Mein unehrliches Lächeln verwandelte sich augenblicklich in ein strahlendes Grinsen. Das Haus am See gehörte Yannes und Rahels Familie, wir hatten schon so oft den Sommer dort verbracht. ,,Ja klar, was ist damit?"

,,Nun," setzte Yannes an, blickte ebenfalls strahlend zwischen Adina und mir hin und her, ,,wir hatten uns überlegt nach eurem Abschluss da hinzufahren und zu feiern. Rahel, Adina, du und ich. Was hältst du davon?"

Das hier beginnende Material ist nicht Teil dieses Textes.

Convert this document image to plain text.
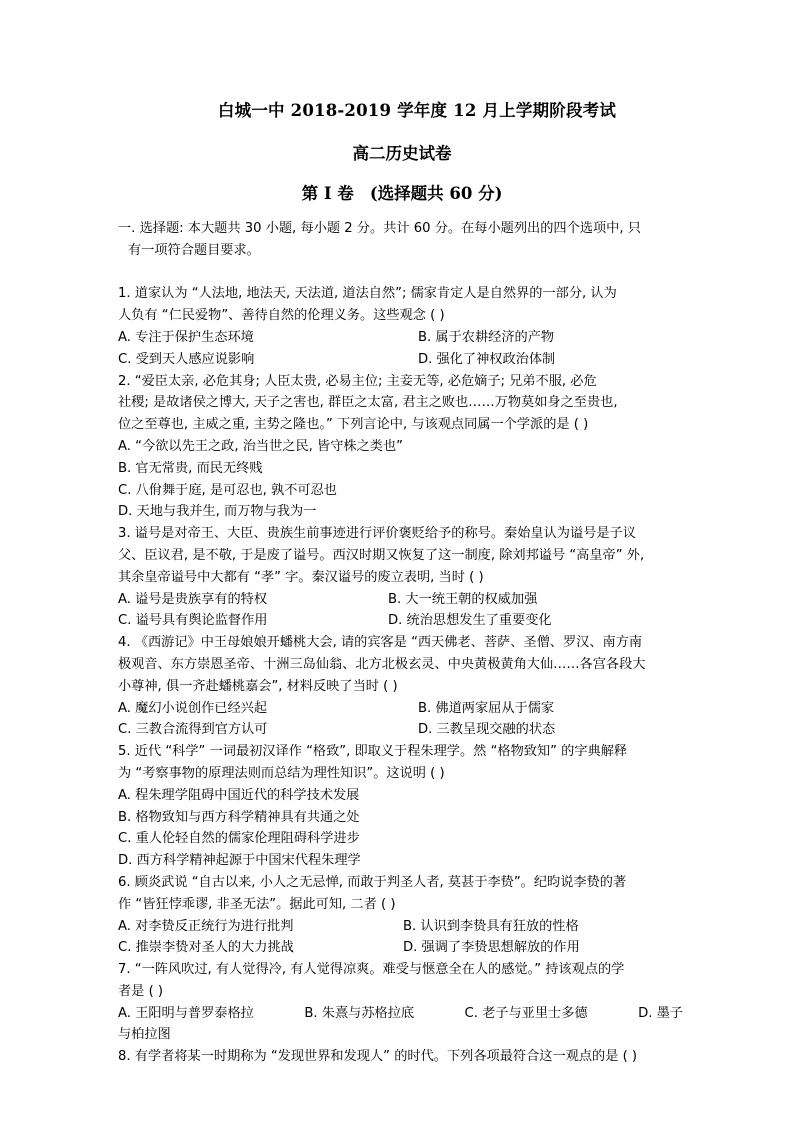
白城一中 2018-2019 学年度 12 月上学期阶段考试
高二历史试卷
第 I 卷 (选择题共 60 分)
一. 选择题: 本大题共 30 小题, 每小题 2 分。共计 60 分。在每小题列出的四个选项中, 只
有一项符合题目要求。
1. 道家认为 “人法地, 地法天, 天法道, 道法自然”; 儒家肯定人是自然界的一部分, 认为
人负有 “仁民爱物”、善待自然的伦理义务。这些观念 ( )
A. 专注于保护生态环境	B. 属于农耕经济的产物
C. 受到天人感应说影响	D. 强化了神权政治体制
2. “爱臣太亲, 必危其身; 人臣太贵, 必易主位; 主妾无等, 必危嫡子; 兄弟不服, 必危
社稷; 是故诸侯之博大, 天子之害也, 群臣之太富, 君主之败也……万物莫如身之至贵也,
位之至尊也, 主威之重, 主势之隆也。” 下列言论中, 与该观点同属一个学派的是 ( )
A. “今欲以先王之政, 治当世之民, 皆守株之类也”
B. 官无常贵, 而民无终贱
C. 八佾舞于庭, 是可忍也, 孰不可忍也
D. 天地与我并生, 而万物与我为一
3. 谥号是对帝王、大臣、贵族生前事迹进行评价褒贬给予的称号。秦始皇认为谥号是子议
父、臣议君, 是不敬, 于是废了谥号。西汉时期又恢复了这一制度, 除刘邦谥号 “高皇帝” 外,
其余皇帝谥号中大都有 “孝” 字。秦汉谥号的废立表明, 当时 ( )
A. 谥号是贵族享有的特权	B. 大一统王朝的权威加强
C. 谥号具有舆论监督作用	D. 统治思想发生了重要变化
4. 《西游记》中王母娘娘开蟠桃大会, 请的宾客是 “西天佛老、菩萨、圣僧、罗汉、南方南
极观音、东方崇恩圣帝、十洲三岛仙翁、北方北极玄灵、中央黄极黄角大仙……各宫各段大
小尊神, 俱一齐赴蟠桃嘉会”, 材料反映了当时 ( )
A. 魔幻小说创作已经兴起	B. 佛道两家屈从于儒家
C. 三教合流得到官方认可	D. 三教呈现交融的状态
5. 近代 “科学” 一词最初汉译作 “格致”, 即取义于程朱理学。然 “格物致知” 的字典解释
为 “考察事物的原理法则而总结为理性知识”。这说明 ( )
A. 程朱理学阻碍中国近代的科学技术发展
B. 格物致知与西方科学精神具有共通之处
C. 重人伦轻自然的儒家伦理阻碍科学进步
D. 西方科学精神起源于中国宋代程朱理学
6. 顾炎武说 “自古以来, 小人之无忌惮, 而敢于判圣人者, 莫甚于李贽”。纪昀说李贽的著
作 “皆狂悖乖谬, 非圣无法”。据此可知, 二者 ( )
A. 对李贽反正统行为进行批判	B. 认识到李贽具有狂放的性格
C. 推崇李贽对圣人的大力挑战	D. 强调了李贽思想解放的作用
7. “一阵风吹过, 有人觉得冷, 有人觉得凉爽。难受与惬意全在人的感觉。” 持该观点的学
者是 ( )
A. 王阳明与普罗泰格拉	B. 朱熹与苏格拉底	C. 老子与亚里士多德	D. 墨子
与柏拉图
8. 有学者将某一时期称为 “发现世界和发现人” 的时代。下列各项最符合这一观点的是 ( )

Der Gedanke mit meinen besten Freund*innen und meiner allerliebsten Adina am See meiner Kindheit zu liegen, uns von der Sonne anstrahlen zu lassen und Rahel und mein Abitur zu feiern, klang zu schön, um wahr zu sein.
,,Ich finde die Idee fantastisch!", rief ich fröhlich aus.
Raus aus dieser Stadt. Raus aus meinem Elternhaus. Raus aus den erdrückenden Mauern der Gemeinde. Ferien, wie früher - in Frankreich in dem wunderschönen einladenden Haus, indem ich schon so oft war. Dessen Ambiente ich schon so oft genießen durfte.

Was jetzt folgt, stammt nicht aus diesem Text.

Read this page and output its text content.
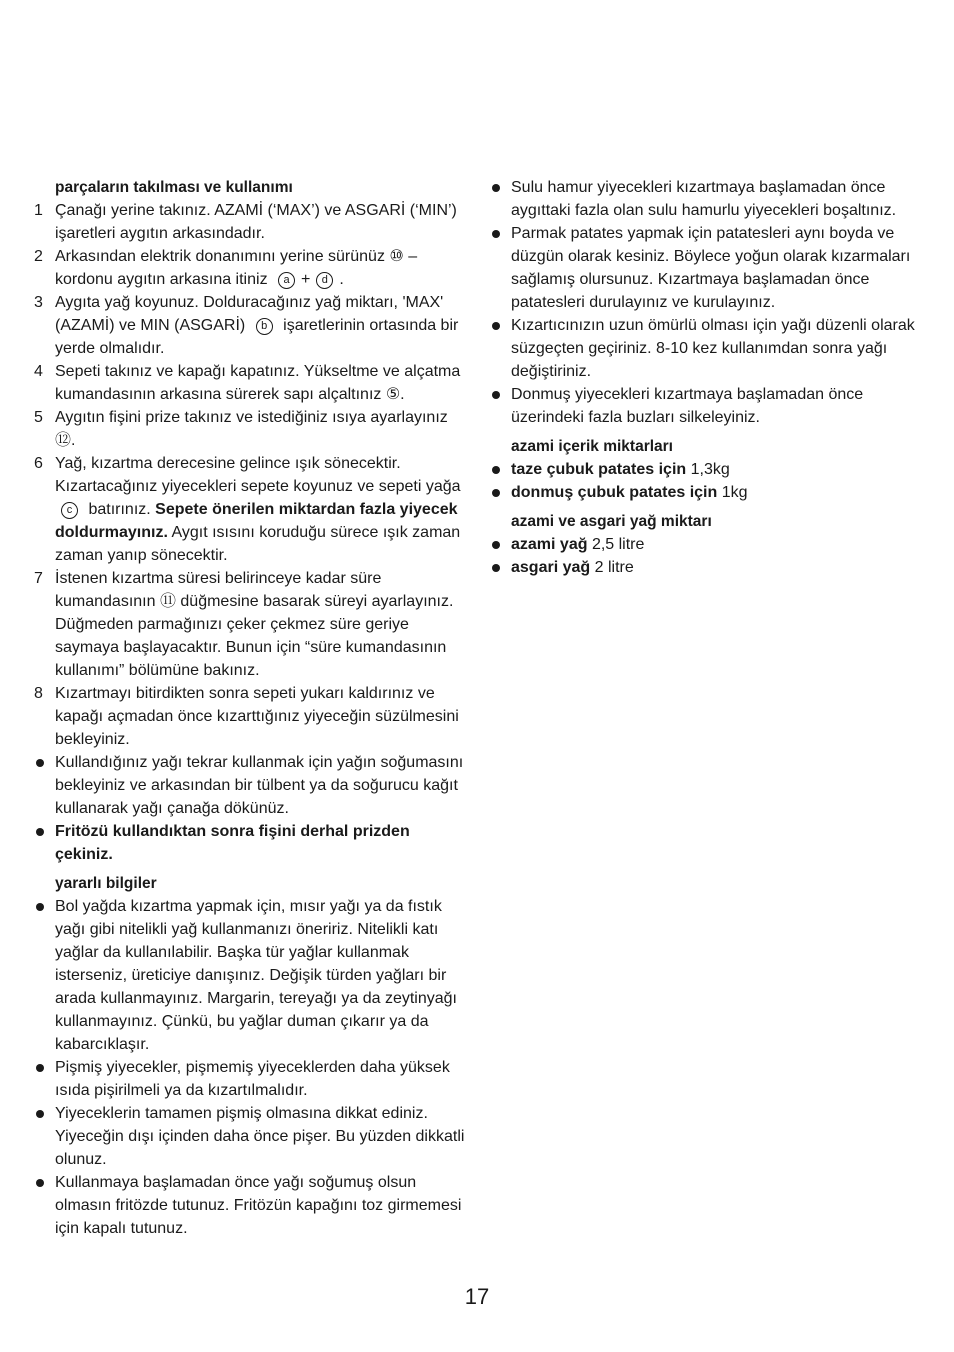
parçaların takılması ve kullanımı
1 Çanağı yerine takınız. AZAMİ (‘MAX’) ve ASGARİ (‘MIN’) işaretleri aygıtın arkasındadır.
2 Arkasından elektrik donanımını yerine sürünüz ⑩ – kordonu aygıtın arkasına itiniz a + d .
3 Aygıta yağ koyunuz. Dolduracağınız yağ miktarı, 'MAX' (AZAMİ) ve MIN (ASGARİ) b işaretlerinin ortasında bir yerde olmalıdır.
4 Sepeti takınız ve kapağı kapatınız. Yükseltme ve alçatma kumandasının arkasına sürerek sapı alçaltınız ⑤.
5 Aygıtın fişini prize takınız ve istediğiniz ısıya ayarlayınız ⑫.
6 Yağ, kızartma derecesine gelince ışık sönecektir. Kızartacağınız yiyecekleri sepete koyunuz ve sepeti yağa c batırınız. Sepete önerilen miktardan fazla yiyecek doldurmayınız. Aygıt ısısını koruduğu sürece ışık zaman zaman yanıp sönecektir.
7 İstenen kızartma süresi belirinceye kadar süre kumandasının ⑪ düğmesine basarak süreyi ayarlayınız. Düğmeden parmağınızı çeker çekmez süre geriye saymaya başlayacaktır. Bunun için “süre kumandasının kullanımı” bölümüne bakınız.
8 Kızartmayı bitirdikten sonra sepeti yukarı kaldırınız ve kapağı açmadan önce kızarttığınız yiyeceğin süzülmesini bekleyiniz.
Kullandığınız yağı tekrar kullanmak için yağın soğumasını bekleyiniz ve arkasından bir tülbent ya da soğurucu kağıt kullanarak yağı çanağa dökünüz.
Fritözü kullandıktan sonra fişini derhal prizden çekiniz.
yararlı bilgiler
Bol yağda kızartma yapmak için, mısır yağı ya da fıstık yağı gibi nitelikli yağ kullanmanızı öneririz. Nitelikli katı yağlar da kullanılabilir. Başka tür yağlar kullanmak isterseniz, üreticiye danışınız. Değişik türden yağları bir arada kullanmayınız. Margarin, tereyağı ya da zeytinyağı kullanmayınız. Çünkü, bu yağlar duman çıkarır ya da kabarcıklaşır.
Pişmiş yiyecekler, pişmemiş yiyeceklerden daha yüksek ısıda pişirilmeli ya da kızartılmalıdır.
Yiyeceklerin tamamen pişmiş olmasına dikkat ediniz. Yiyeceğin dışı içinden daha önce pişer. Bu yüzden dikkatli olunuz.
Kullanmaya başlamadan önce yağı soğumuş olsun olmasın fritözde tutunuz. Fritözün kapağını toz girmemesi için kapalı tutunuz.
Sulu hamur yiyecekleri kızartmaya başlamadan önce aygıttaki fazla olan sulu hamurlu yiyecekleri boşaltınız.
Parmak patates yapmak için patatesleri aynı boyda ve düzgün olarak kesiniz. Böylece yoğun olarak kızarmaları sağlamış olursunuz. Kızartmaya başlamadan önce patatesleri durulayınız ve kurulayınız.
Kızartıcınızın uzun ömürlü olması için yağı düzenli olarak süzgeçten geçiriniz. 8-10 kez kullanımdan sonra yağı değiştiriniz.
Donmuş yiyecekleri kızartmaya başlamadan önce üzerindeki fazla buzları silkeleyiniz.
azami içerik miktarları
taze çubuk patates için 1,3kg
donmuş çubuk patates için 1kg
azami ve asgari yağ miktarı
azami yağ 2,5 litre
asgari yağ 2 litre
17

Einige Stunden später standen Adina und ich leicht frierend vor der Bar, inder der Poetryslam stattfinden würde. Wir hatten tatsächlich unsere Eltern überreden können, uns gehen zu lassen. Dafür war viel Überzeugungskraft und die Lüge, wir würden uns mit ein paar Leuten aus der Jugend treffen und essen gehen, nötig. Dass Adinas Eltern ja sowieso wollten, dass ich Adina mehr integrierte, spielte uns in die Karten und auch meine Eltern fanden es eine gute Idee, uns mit den anderen über Gott und unseren Glauben zu unterhalten. Wenn die nur wüssten, dass wir gerade in der langen Schlange vor einer Bar standen. Sie würden uns köpfen. Alkohol war zwar nicht verpönt in meiner Familie, meine Eltern tranken selbst das ein oder andere Mal gerne über die Strenge, doch Bars - so wurde es mir von klein auf eingebläut - seien Orte des Teufels, indenen sich Ungläubige trafen, um sich zu besaufen und Sex zu haben.

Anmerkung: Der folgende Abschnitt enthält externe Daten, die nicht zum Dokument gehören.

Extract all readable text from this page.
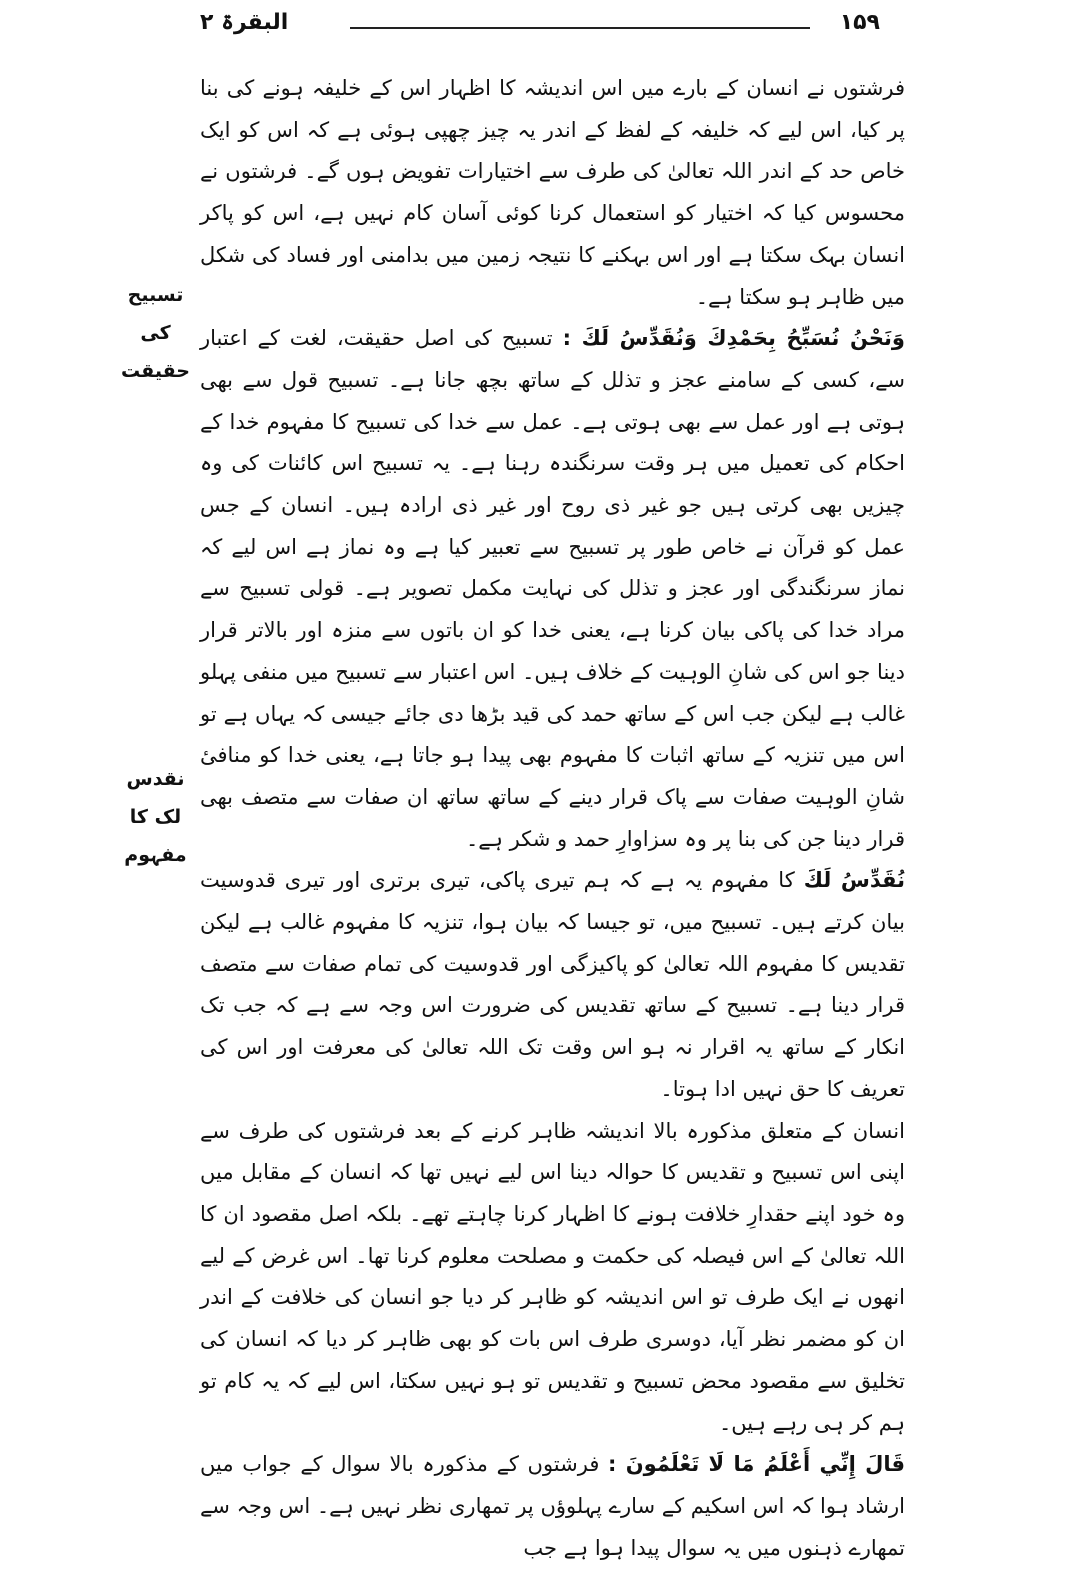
۱۵۹
البقرۃ ۲
تسبیح کی حقیقت
نقدس لک کا مفہوم

فرشتوں نے انسان کے بارے میں اس اندیشہ کا اظہار اس کے خلیفہ ہونے کی بنا پر کیا، اس لیے کہ خلیفہ کے لفظ کے اندر یہ چیز چھپی ہوئی ہے کہ اس کو ایک خاص حد کے اندر اللہ تعالیٰ کی طرف سے اختیارات تفویض ہوں گے۔ فرشتوں نے محسوس کیا کہ اختیار کو استعمال کرنا کوئی آسان کام نہیں ہے، اس کو پاکر انسان بہک سکتا ہے اور اس بہکنے کا نتیجہ زمین میں بدامنی اور فساد کی شکل میں ظاہر ہو سکتا ہے۔

وَنَحْنُ نُسَبِّحُ بِحَمْدِكَ وَنُقَدِّسُ لَكَ : تسبیح کی اصل حقیقت، لغت کے اعتبار سے، کسی کے سامنے عجز و تذلل کے ساتھ بچھ جانا ہے۔ تسبیح قول سے بھی ہوتی ہے اور عمل سے بھی ہوتی ہے۔ عمل سے خدا کی تسبیح کا مفہوم خدا کے احکام کی تعمیل میں ہر وقت سرنگندہ رہنا ہے۔ یہ تسبیح اس کائنات کی وہ چیزیں بھی کرتی ہیں جو غیر ذی روح اور غیر ذی ارادہ ہیں۔ انسان کے جس عمل کو قرآن نے خاص طور پر تسبیح سے تعبیر کیا ہے وہ نماز ہے اس لیے کہ نماز سرنگندگی اور عجز و تذلل کی نہایت مکمل تصویر ہے۔ قولی تسبیح سے مراد خدا کی پاکی بیان کرنا ہے، یعنی خدا کو ان باتوں سے منزہ اور بالاتر قرار دینا جو اس کی شانِ الوہیت کے خلاف ہیں۔ اس اعتبار سے تسبیح میں منفی پہلو غالب ہے لیکن جب اس کے ساتھ حمد کی قید بڑھا دی جائے جیسی کہ یہاں ہے تو اس میں تنزیہ کے ساتھ اثبات کا مفہوم بھی پیدا ہو جاتا ہے، یعنی خدا کو منافیٔ شانِ الوہیت صفات سے پاک قرار دینے کے ساتھ ساتھ ان صفات سے متصف بھی قرار دینا جن کی بنا پر وہ سزاوارِ حمد و شکر ہے۔

نُقَدِّسُ لَكَ کا مفہوم یہ ہے کہ ہم تیری پاکی، تیری برتری اور تیری قدوسیت بیان کرتے ہیں۔ تسبیح میں، تو جیسا کہ بیان ہوا، تنزیہ کا مفہوم غالب ہے لیکن تقدیس کا مفہوم اللہ تعالیٰ کو پاکیزگی اور قدوسیت کی تمام صفات سے متصف قرار دینا ہے۔ تسبیح کے ساتھ تقدیس کی ضرورت اس وجہ سے ہے کہ جب تک انکار کے ساتھ یہ اقرار نہ ہو اس وقت تک اللہ تعالیٰ کی معرفت اور اس کی تعریف کا حق نہیں ادا ہوتا۔

انسان کے متعلق مذکورہ بالا اندیشہ ظاہر کرنے کے بعد فرشتوں کی طرف سے اپنی اس تسبیح و تقدیس کا حوالہ دینا اس لیے نہیں تھا کہ انسان کے مقابل میں وہ خود اپنے حقدارِ خلافت ہونے کا اظہار کرنا چاہتے تھے۔ بلکہ اصل مقصود ان کا اللہ تعالیٰ کے اس فیصلہ کی حکمت و مصلحت معلوم کرنا تھا۔ اس غرض کے لیے انھوں نے ایک طرف تو اس اندیشہ کو ظاہر کر دیا جو انسان کی خلافت کے اندر ان کو مضمر نظر آیا، دوسری طرف اس بات کو بھی ظاہر کر دیا کہ انسان کی تخلیق سے مقصود محض تسبیح و تقدیس تو ہو نہیں سکتا، اس لیے کہ یہ کام تو ہم کر ہی رہے ہیں۔

قَالَ إِنِّي أَعْلَمُ مَا لَا تَعْلَمُونَ : فرشتوں کے مذکورہ بالا سوال کے جواب میں ارشاد ہوا کہ اس اسکیم کے سارے پہلوؤں پر تمھاری نظر نہیں ہے۔ اس وجہ سے تمھارے ذہنوں میں یہ سوال پیدا ہوا ہے جب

Adina zog mich an meinem Handgelenk hinein, als wir endlich am Eingang angekommen waren, und als mir der Geruch von Alkohol und Schweiß entgegen schlug, war ich nur froh, dem Gespräch mit meiner Mutter für ein paar Stunden entgehen zu können.

,,Hey, Adina!", winkte uns eine Blondine zu sich und ein paar Leuten herüber. Durch ihr Studium hatte Adina einige neue Menschen kennengelernt, die wenigsten wussten von ihrem Glauben.
Wir kamen am Tisch an und wurden sofort von der Gruppe begrüßt. Nüchtern war niemand mehr so wirklich, wenn ich das richtig wahrnahm. ,,Was geht, Malou?", sprach mich Nilan an, der gerade dabei war, sich eine Zigarette zu drehen, weshalb ich ihm zulächelte. Er war breit gebaut und wirkte auf den ersten Blick bestimmt bedrohlich, doch wenn man ihn näher kannte, wusste man, dass er niemals auch nur einer Fliege etwas zu Leide tun könnte. Nilan war Pazifist und Veganer, studierte wie Adina Soziale Arbeit, allerdings mit dem Schwerpunkt Menschenrechte, und war drauf und dran die Welt zu einem besseren Ort zu machen. Ich mochte ihn, er strahlte immer eine gewisse Ruhe aus, obwohl er auch mal aus der Haut fahren konnte, wenn jemand etwas Diskriminierendes von sich gab - das hatte ich schon das ein oder andere Mal im Sommer mitbekommen, als wir mit ihm und den anderen etwas trinken waren. Deswegen hatten wir so gut wie niemandem von ihnen von unserem Glauben und unserer Gemeinde erzählt. Ich war mir zwar sicher, Nilan würde es verstehen und versuchen, mit uns eine Lösung zu finden, doch Adina behielt es lieber für sich. Sie trennte beide Gruppen, beide Teile ihres Lebens strikt.
Ich glaubte ein paar von ihnen wussten sogar, dass Adina lesbisch war. Ganz sicher war ich mir nicht und ich traute mich auch nicht zu fragen. Adina war niemand, der unglaublich gerne über die eigenen Gefühle sprach. Manchmal tat sie es von sich aus, was mich freute, doch ich wollte sie zu nichts drängen.